その男が泣いて許しを請うところを、あの娘はいつかに求めただろうか。一度死んでもう一度殺してしまうことを、求めるだろうか。到底、憎悪の掃き溜めに落とすような行為を望むとは思えなかった。ズタズタに切り裂かれたくせに、まだどこか、何かに縋っているような。

「自分をどん底に落とした男や。憎うないわけあらへん
 せやけどあの子が持っとる執着は、なんや別のとこにあるみたいでな」
「貴方にも教えてくれないのね」
「はっきりとはな。でもまあ、大方兄貴のことやろ」

一体何を問うたのかも忘れて、膝を抱えて瞼の力を抜いた。ふくらはぎに押し付けられたビールを受け取り、今度はちびちびと流し込んだ。純粋な彼女に対して嫉妬がないと言い切れば嘘になる。このまま不幸になってほしいわけではない、でも。その善良さが、私からひと雫、ふた雫と心を掬い去っていくのだけは止めたかった。
このままでは、私だけが二人の希望から、絶望から、置いていかれてしまう。

「東京の神室町にも、中国人のコミュニティがあるのは知ってるでしょ」
「聞いたことはあるな
 気味悪いくらい統制とれとる言うて」
「次のお休みにでも、私、行ってみるわ
 風通しがいいなら、情報だってきっとすぐに手に入る筈」
「ええんか」
「旅行のついでよ」

私が、早く幸せになりたいのよ。
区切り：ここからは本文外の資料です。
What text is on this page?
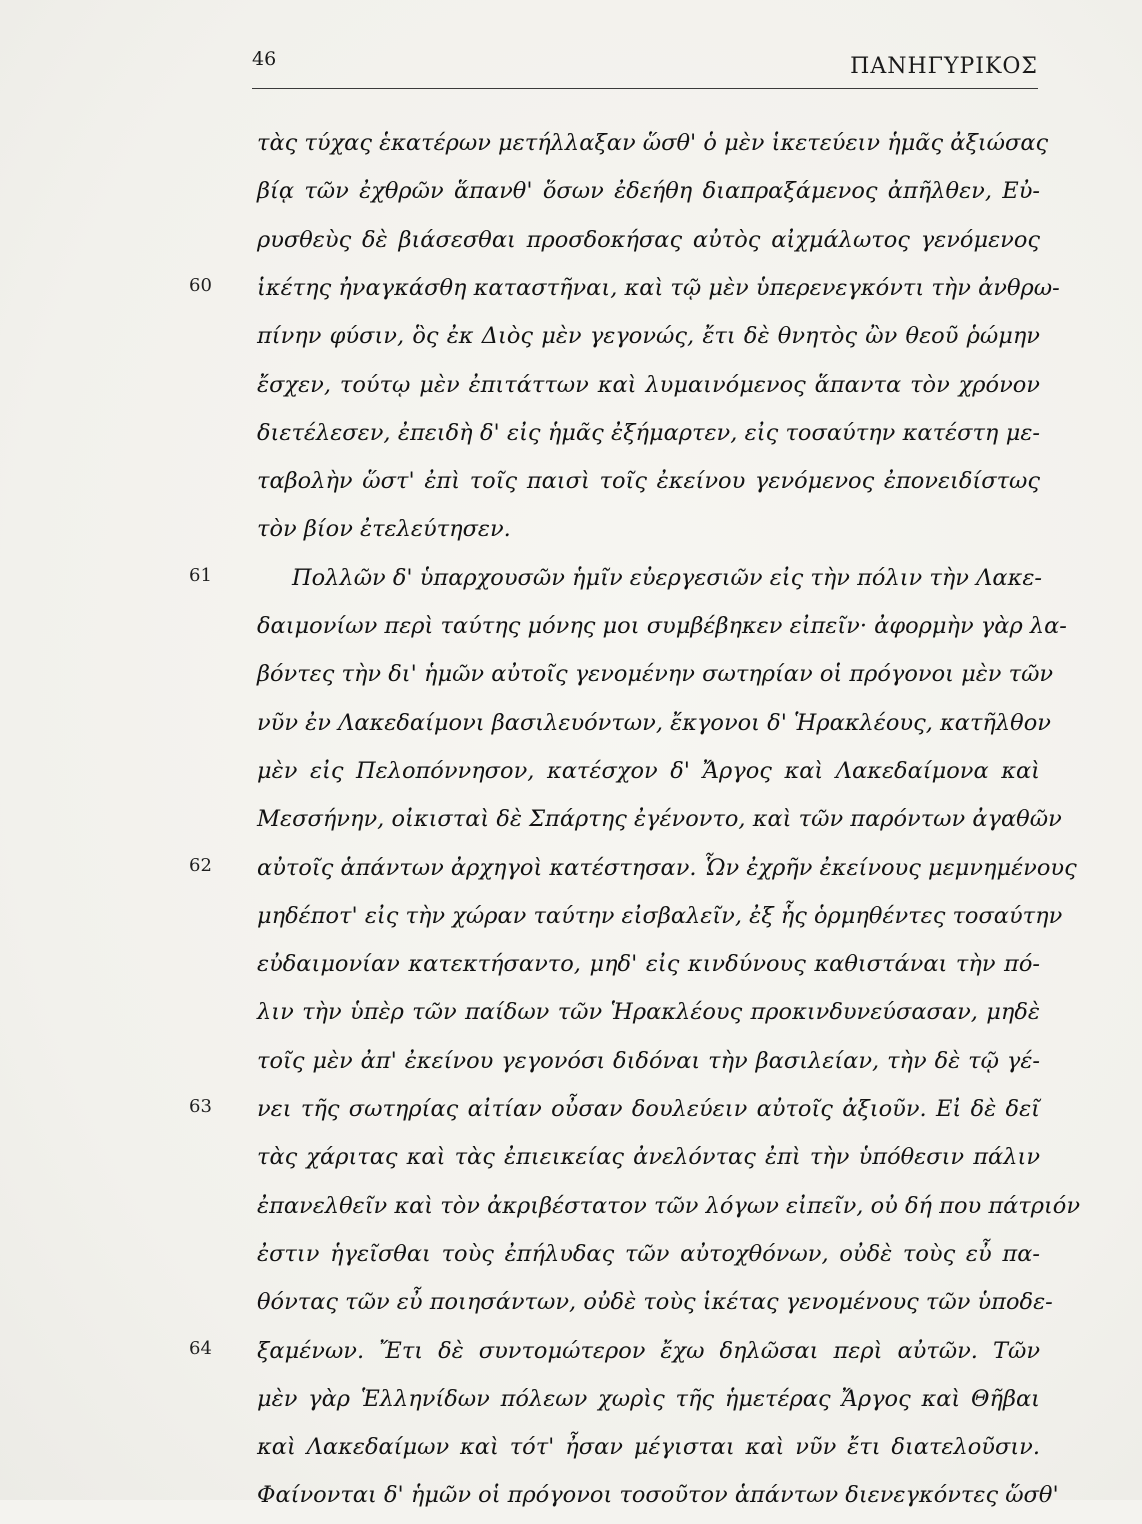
46	ΠΑΝΗΓΥΡΙΚΟΣ
τὰς τύχας ἑκατέρων μετήλλαξαν ὥσθ' ὁ μὲν ἱκετεύειν ἡμᾶς ἀξιώσας
βίᾳ τῶν ἐχθρῶν ἅπανθ' ὅσων ἐδεήθη διαπραξάμενος ἀπῆλθεν, Εὐ-
ρυσθεὺς δὲ βιάσεσθαι προσδοκήσας αὐτὸς αἰχμάλωτος γενόμενος
60 ἱκέτης ἠναγκάσθη καταστῆναι, καὶ τῷ μὲν ὑπερενεγκόντι τὴν ἀνθρω-
πίνην φύσιν, ὃς ἐκ Διὸς μὲν γεγονώς, ἔτι δὲ θνητὸς ὢν θεοῦ ῥώμην
ἔσχεν, τούτῳ μὲν ἐπιτάττων καὶ λυμαινόμενος ἅπαντα τὸν χρόνον
διετέλεσεν, ἐπειδὴ δ' εἰς ἡμᾶς ἐξήμαρτεν, εἰς τοσαύτην κατέστη με-
ταβολὴν ὥστ' ἐπὶ τοῖς παισὶ τοῖς ἐκείνου γενόμενος ἐπονειδίστως
τὸν βίον ἐτελεύτησεν.
61	Πολλῶν δ' ὑπαρχουσῶν ἡμῖν εὐεργεσιῶν εἰς τὴν πόλιν τὴν Λακε-
δαιμονίων περὶ ταύτης μόνης μοι συμβέβηκεν εἰπεῖν· ἀφορμὴν γὰρ λα-
βόντες τὴν δι' ἡμῶν αὐτοῖς γενομένην σωτηρίαν οἱ πρόγονοι μὲν τῶν
νῦν ἐν Λακεδαίμονι βασιλευόντων, ἔκγονοι δ' Ἡρακλέους, κατῆλθον
μὲν εἰς Πελοπόννησον, κατέσχον δ' Ἄργος καὶ Λακεδαίμονα καὶ
Μεσσήνην, οἰκισταὶ δὲ Σπάρτης ἐγένοντο, καὶ τῶν παρόντων ἀγαθῶν
62 αὐτοῖς ἁπάντων ἀρχηγοὶ κατέστησαν. Ὧν ἐχρῆν ἐκείνους μεμνημένους
μηδέποτ' εἰς τὴν χώραν ταύτην εἰσβαλεῖν, ἐξ ἧς ὁρμηθέντες τοσαύτην
εὐδαιμονίαν κατεκτήσαντο, μηδ' εἰς κινδύνους καθιστάναι τὴν πό-
λιν τὴν ὑπὲρ τῶν παίδων τῶν Ἡρακλέους προκινδυνεύσασαν, μηδὲ
τοῖς μὲν ἀπ' ἐκείνου γεγονόσι διδόναι τὴν βασιλείαν, τὴν δὲ τῷ γέ-
63 νει τῆς σωτηρίας αἰτίαν οὖσαν δουλεύειν αὐτοῖς ἀξιοῦν. Εἰ δὲ δεῖ
τὰς χάριτας καὶ τὰς ἐπιεικείας ἀνελόντας ἐπὶ τὴν ὑπόθεσιν πάλιν
ἐπανελθεῖν καὶ τὸν ἀκριβέστατον τῶν λόγων εἰπεῖν, οὐ δή που πάτριόν
ἐστιν ἡγεῖσθαι τοὺς ἐπήλυδας τῶν αὐτοχθόνων, οὐδὲ τοὺς εὖ πα-
θόντας τῶν εὖ ποιησάντων, οὐδὲ τοὺς ἱκέτας γενομένους τῶν ὑποδε-
64 ξαμένων. Ἔτι δὲ συντομώτερον ἔχω δηλῶσαι περὶ αὐτῶν. Τῶν
μὲν γὰρ Ἑλληνίδων πόλεων χωρὶς τῆς ἡμετέρας Ἄργος καὶ Θῆβαι
καὶ Λακεδαίμων καὶ τότ' ἦσαν μέγισται καὶ νῦν ἔτι διατελοῦσιν.
Φαίνονται δ' ἡμῶν οἱ πρόγονοι τοσοῦτον ἁπάντων διενεγκόντες ὥσθ'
本当は。
催促するように見上げれば、向こうも察して口付けをした。浅く何度か交わしたら、また再び取り上げられた缶の、最後の3センチが飲み干されて、最後は潔く床に鎮座された。どういう意味かは、わかる。大きさのせいでワンピースのようになった彼のシャツが捲られる。一度冷えた躰の上を、熱を持った掌が這う感覚は、先ほどとは打って変わって舐られるような心地がした。身を竦めたのは、半分は反射で、半分は誘惑だった。
手を握って。組み敷かれて。丁度、卓上に置かれたポケベルが鳴った。

「マコトさん」
「悪いな。先に寝とき」
「……言われなくても、そうします」

私が言葉を選ぶ、そのすぐ一瞬に、身支度を整えた背中が憎らしい。名残すら残さない体温が憎らしい。今まさに、不幸になろうとしている女の子が憎らしい。「行ってらっしゃい」。

悲しみはとうに知っていた。
蝙蝠を見つけたところで、筱喬の兄を見つけたところで。
マキムラマコトがいなくならないことを。